Bright light, and the loud noise of curtains being pulled to their respective sides, was the trigger for Leah's headache.

"Too bright," she murmured, squeezing her eyes shut. "Too early."

"Oh dear, is someone hungover?"

Ordinarily, Steven's voice would tempt her to wake up, but hearing the blatantly sympathetic tone made her bury her head under the duvet, and snuggle down into her bed as far as she could to escape it.

"No," she muffled into her pillow, but it was basically a yes. She sucked at lying, and her body language was more obvious than obvious.

The mattress dipped not long after, and Leah's sleepy limbs were carefully avoided by hands and knees.

"I'll make you breakfast?" Steven offered, peeling the covers back to expose her head. "Anything you fancy."

A couple of knuckles managed to locate her cheek, brushing gently, but Leah disapproved of the touch with a groan, desperately wanting to go back to sleep.

"I fancy staying in bed and sleeping."

"Hmm," Steven pondered, gratefully sitting to the side. "That's not an option I'm afraid. We're going to see your parents after lunch."

A headache. An annoying, unconfirmed boyfriend not letting her sleep. And now he had hit her with a brick wall of realisation to make her mood plummet to rock bottom.

Groggily, Leah lifted her head, hands sliding under her pillow. She attempted to look at the smirk that she imagined waiting for her, but her senses were too hazy from last night's alcohol consumption.

"Oh, bollocks."

The supportive rub on her back appeared around Steven's soft chuckling once she had fallen back on the bed in utter despair, but it only encouraged Leah to curl up into a ball of misery.

"Bollocks. Man, I love that word."

<>

"Coffee and aspirin."

Leah made a pathetic attempt to grunt in response, head remaining on the breakfast bar.

She had managed to crawl her sorry arse out of bed, added a fluffy dressing gown to her pyjama attire, and flicked up the hood in a vague hope that hiding might make her problems disappear.

"That bad?"

"No," Leah sighed, mustering the courage to lift her head. "Well, yes, but you're meeting my parents in a few hours, and then I'm leaving the country tomorrow morning."

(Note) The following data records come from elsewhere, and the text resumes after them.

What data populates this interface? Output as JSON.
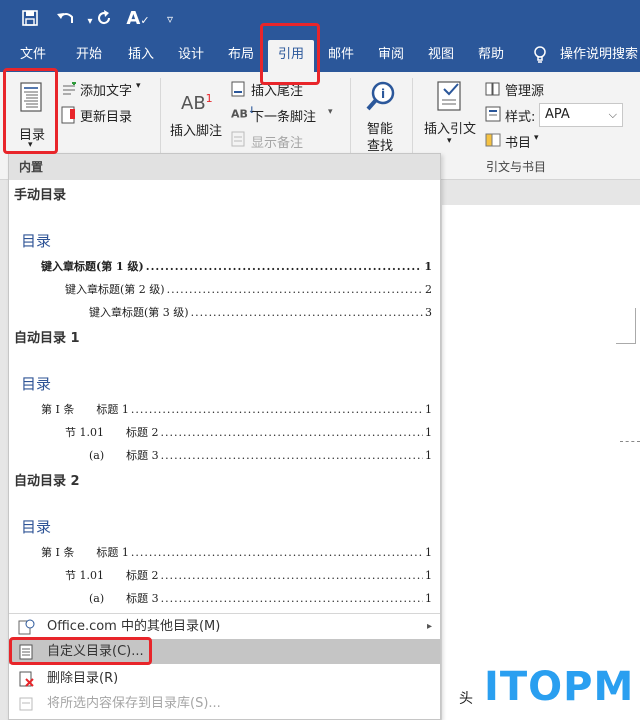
{
  "qat": {
    "save_icon": "save-icon",
    "undo_icon": "undo-icon",
    "redo_icon": "redo-icon",
    "format_icon": "spelling-icon",
    "customize_icon": "chevron-down-icon"
  },
  "tabs": [
    "文件",
    "开始",
    "插入",
    "设计",
    "布局",
    "引用",
    "邮件",
    "审阅",
    "视图",
    "帮助"
  ],
  "active_tab": "引用",
  "tell_me": "操作说明搜索",
  "ribbon": {
    "toc_button": "目录",
    "add_text": "添加文字",
    "update_toc": "更新目录",
    "insert_footnote": "插入脚注",
    "footnote_ab": "AB",
    "footnote_sup": "1",
    "insert_endnote": "插入尾注",
    "next_footnote": "下一条脚注",
    "show_notes": "显示备注",
    "smart_lookup_1": "智能",
    "smart_lookup_2": "查找",
    "insert_citation": "插入引文",
    "manage_sources": "管理源",
    "style_label": "样式:",
    "style_value": "APA",
    "bibliography": "书目",
    "group_citations": "引文与书目"
  },
  "menu": {
    "header": "内置",
    "manual_title": "手动目录",
    "manual_heading": "目录",
    "manual_rows": [
      {
        "label": "键入章标题(第 1 级)",
        "page": "1"
      },
      {
        "label": "键入章标题(第 2 级)",
        "page": "2"
      },
      {
        "label": "键入章标题(第 3 级)",
        "page": "3"
      }
    ],
    "auto1_title": "自动目录 1",
    "auto1_heading": "目录",
    "auto1_rows": [
      {
        "label": "第 I 条　　标题 1",
        "page": "1"
      },
      {
        "label": "节 1.01　　标题 2",
        "page": "1"
      },
      {
        "label": "(a)　　标题 3",
        "page": "1"
      }
    ],
    "auto2_title": "自动目录 2",
    "auto2_heading": "目录",
    "auto2_rows": [
      {
        "label": "第 I 条　　标题 1",
        "page": "1"
      },
      {
        "label": "节 1.01　　标题 2",
        "page": "1"
      },
      {
        "label": "(a)　　标题 3",
        "page": "1"
      }
    ],
    "item_office": "Office.com 中的其他目录(M)",
    "item_custom": "自定义目录(C)...",
    "item_delete": "删除目录(R)",
    "item_save": "将所选内容保存到目录库(S)..."
  },
  "document": {
    "partial_text": "头"
  },
  "watermark": "ITOPM",
  "colors": {
    "ribbon_blue": "#2b579a",
    "highlight_red": "#e8252a",
    "heading_blue": "#2f5496",
    "watermark": "#2a9ff0"
  }
}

Steven glanced over his shoulder, continuing to jostle a pan.

"I'm pretty good at small talk, so if you're worried about it being awkward, I got it covered. Loads of questions lined up to embarrass you."

"No," Leah complained, ignoring the cheeky wink. Her fingers spread on the surface, tapping a nervous rhythm. "No, it's not that. They don't-"

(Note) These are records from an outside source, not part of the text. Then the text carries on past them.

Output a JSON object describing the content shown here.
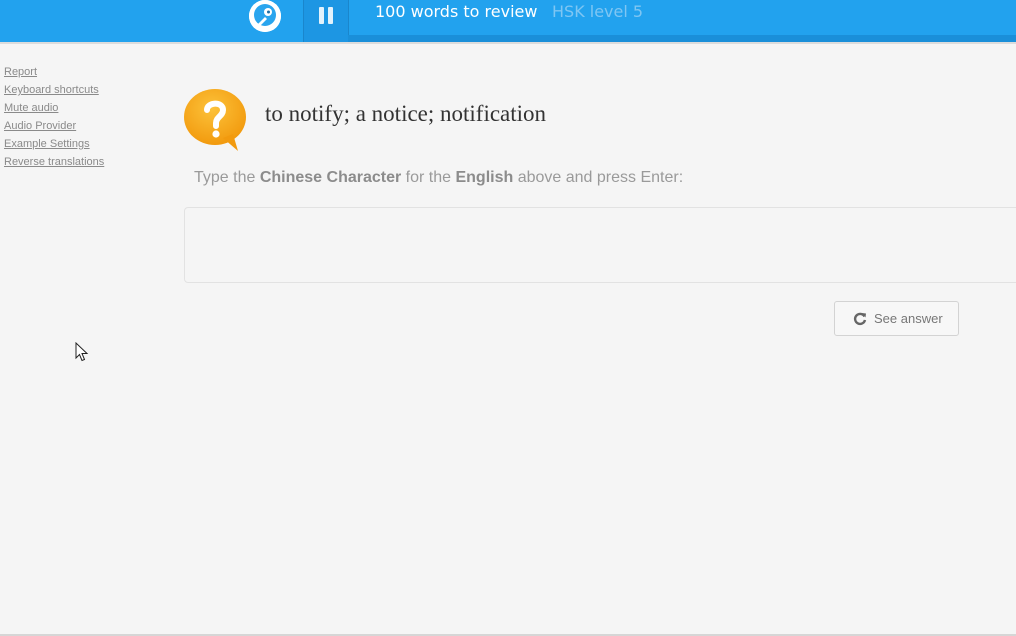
{
  "header": {
    "review_count": "100 words to review",
    "level": "HSK level 5",
    "logo_icon": "bird-logo-icon",
    "pause_icon": "pause-icon"
  },
  "sidebar": {
    "links": [
      {
        "label": "Report"
      },
      {
        "label": "Keyboard shortcuts"
      },
      {
        "label": "Mute audio"
      },
      {
        "label": "Audio Provider"
      },
      {
        "label": "Example Settings"
      },
      {
        "label": "Reverse translations"
      }
    ]
  },
  "question": {
    "icon": "question-bubble-icon",
    "prompt": "to notify; a notice; notification"
  },
  "instruction": {
    "part1": "Type the ",
    "bold1": "Chinese Character",
    "part2": " for the ",
    "bold2": "English",
    "part3": " above and press Enter:"
  },
  "answer": {
    "value": "",
    "placeholder": ""
  },
  "see_answer": {
    "label": "See answer",
    "icon": "refresh-icon"
  },
  "colors": {
    "header_blue": "#22a2ee",
    "icon_orange": "#f7a81b",
    "background": "#f5f5f5"
  }
}
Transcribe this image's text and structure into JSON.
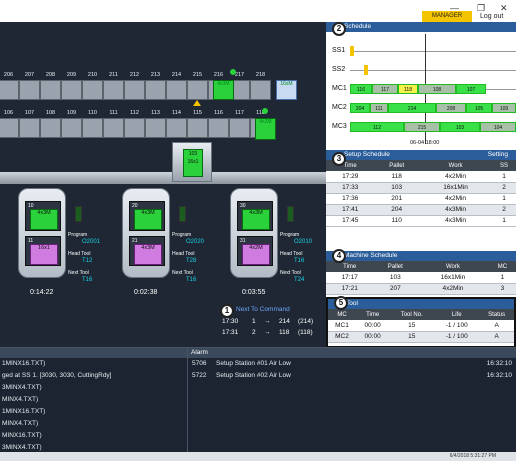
{
  "header": {
    "role_badge": "MANAGER",
    "logout_label": "Log out",
    "win_minimize": "—",
    "win_restore": "❐",
    "win_close": "✕"
  },
  "stocker": {
    "top_row": [
      {
        "num": "206"
      },
      {
        "num": "207"
      },
      {
        "num": "208"
      },
      {
        "num": "209"
      },
      {
        "num": "210"
      },
      {
        "num": "211"
      },
      {
        "num": "212"
      },
      {
        "num": "213"
      },
      {
        "num": "214"
      },
      {
        "num": "215"
      },
      {
        "num": "216"
      },
      {
        "num": "217"
      },
      {
        "num": "218"
      }
    ],
    "bottom_row": [
      {
        "num": "106"
      },
      {
        "num": "107"
      },
      {
        "num": "108"
      },
      {
        "num": "109"
      },
      {
        "num": "110"
      },
      {
        "num": "111"
      },
      {
        "num": "112"
      },
      {
        "num": "113"
      },
      {
        "num": "114"
      },
      {
        "num": "115"
      },
      {
        "num": "116"
      },
      {
        "num": "117"
      },
      {
        "num": "118"
      }
    ],
    "pallet_215": "4x3M",
    "pallet_218": "16xM",
    "pallet_118": "4x2M",
    "cart_label": "16x1",
    "cart_num": "103"
  },
  "machines": [
    {
      "slot_top_label": "10",
      "slot_top_work": "4x3M",
      "slot_bot_label": "11",
      "slot_bot_work": "16x1",
      "program_label": "Program",
      "program": "O2001",
      "head_tool_label": "Head Tool",
      "head_tool": "T12",
      "next_tool_label": "Next Tool",
      "next_tool": "T16",
      "timer": "0:14:22"
    },
    {
      "slot_top_label": "20",
      "slot_top_work": "4x3M",
      "slot_bot_label": "21",
      "slot_bot_work": "4x3M",
      "program_label": "Program",
      "program": "O2020",
      "head_tool_label": "Head Tool",
      "head_tool": "T28",
      "next_tool_label": "Next Tool",
      "next_tool": "T16",
      "timer": "0:02:38"
    },
    {
      "slot_top_label": "30",
      "slot_top_work": "4x3M",
      "slot_bot_label": "31",
      "slot_bot_work": "4x2M",
      "program_label": "Program",
      "program": "O2010",
      "head_tool_label": "Head Tool",
      "head_tool": "T16",
      "next_tool_label": "Next Tool",
      "next_tool": "T24",
      "timer": "0:03:55"
    }
  ],
  "commands": {
    "title": "Next To Command",
    "rows": [
      {
        "time": "17:30",
        "from": "1",
        "arrow": "→",
        "to": "214",
        "extra": "(214)"
      },
      {
        "time": "17:31",
        "from": "2",
        "arrow": "→",
        "to": "118",
        "extra": "(118)"
      }
    ]
  },
  "log": {
    "lines": [
      "1MINX16.TXT)",
      "ged at SS 1. [3030, 3030, CuttingRdy]",
      "3MINX4.TXT)",
      "MINX4.TXT)",
      "1MINX16.TXT)",
      "MINX4.TXT)",
      "MINX16.TXT)",
      "3MINX4.TXT)"
    ]
  },
  "alarm": {
    "title": "Alarm",
    "rows": [
      {
        "code": "5706",
        "text": "Setup Station #01 Air Low",
        "time": "16:32:10"
      },
      {
        "code": "5722",
        "text": "Setup Station #02 Air Low",
        "time": "16:32:10"
      }
    ]
  },
  "status": {
    "datetime": "6/4/2018 5:31:27 PM"
  },
  "panels": {
    "schedule_title": "Schedule",
    "schedule_badge": "2",
    "gantt_rows": [
      {
        "label": "SS1"
      },
      {
        "label": "SS2"
      },
      {
        "label": "MC1"
      },
      {
        "label": "MC2"
      },
      {
        "label": "MC3"
      }
    ],
    "mc1_bars": [
      "116",
      "117",
      "118",
      "108",
      "107"
    ],
    "mc2_bars": [
      "204",
      "111",
      "214",
      "208",
      "105",
      "109"
    ],
    "mc3_bars": [
      "112",
      "215",
      "103",
      "104"
    ],
    "gantt_time": "06-04 18:00",
    "setup_title": "Setup Schedule",
    "setup_badge": "3",
    "setup_setting": "Setting",
    "setup_cols": [
      "Time",
      "Pallet",
      "Work",
      "SS"
    ],
    "setup_rows": [
      [
        "17:29",
        "118",
        "4x2Min",
        "1"
      ],
      [
        "17:33",
        "103",
        "16x1Min",
        "2"
      ],
      [
        "17:36",
        "201",
        "4x2Min",
        "1"
      ],
      [
        "17:41",
        "204",
        "4x3Min",
        "2"
      ],
      [
        "17:45",
        "110",
        "4x3Min",
        "1"
      ]
    ],
    "machine_title": "Machine Schedule",
    "machine_badge": "4",
    "machine_cols": [
      "Time",
      "Pallet",
      "Work",
      "MC"
    ],
    "machine_rows": [
      [
        "17:17",
        "103",
        "16x1Min",
        "1"
      ],
      [
        "17:21",
        "207",
        "4x2Min",
        "3"
      ]
    ],
    "tool_title": "Tool",
    "tool_badge": "5",
    "tool_cols": [
      "MC",
      "Time",
      "Tool No.",
      "Life",
      "Status"
    ],
    "tool_rows": [
      [
        "MC1",
        "00:00",
        "15",
        "-1 / 100",
        "A"
      ],
      [
        "MC2",
        "00:00",
        "15",
        "-1 / 100",
        "A"
      ]
    ],
    "command_badge": "1"
  }
}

"Did you see that!?" Steven enthused, taking the pan off the heat. "That was the perfect pancake flip to top off the batch. Where's your sauce? You got maple syrup or something like that?"

The proud little smile alone completely threw Leah's confession that she had yet to tell her parents anything about him. It was a lie she had been living with for months, and it was preventing her relationship with them from returning to full strength. She accepted it would never be the same after the family crisis and loss of close loved ones, but keeping a secret like this away from them, was not doing herself any favours.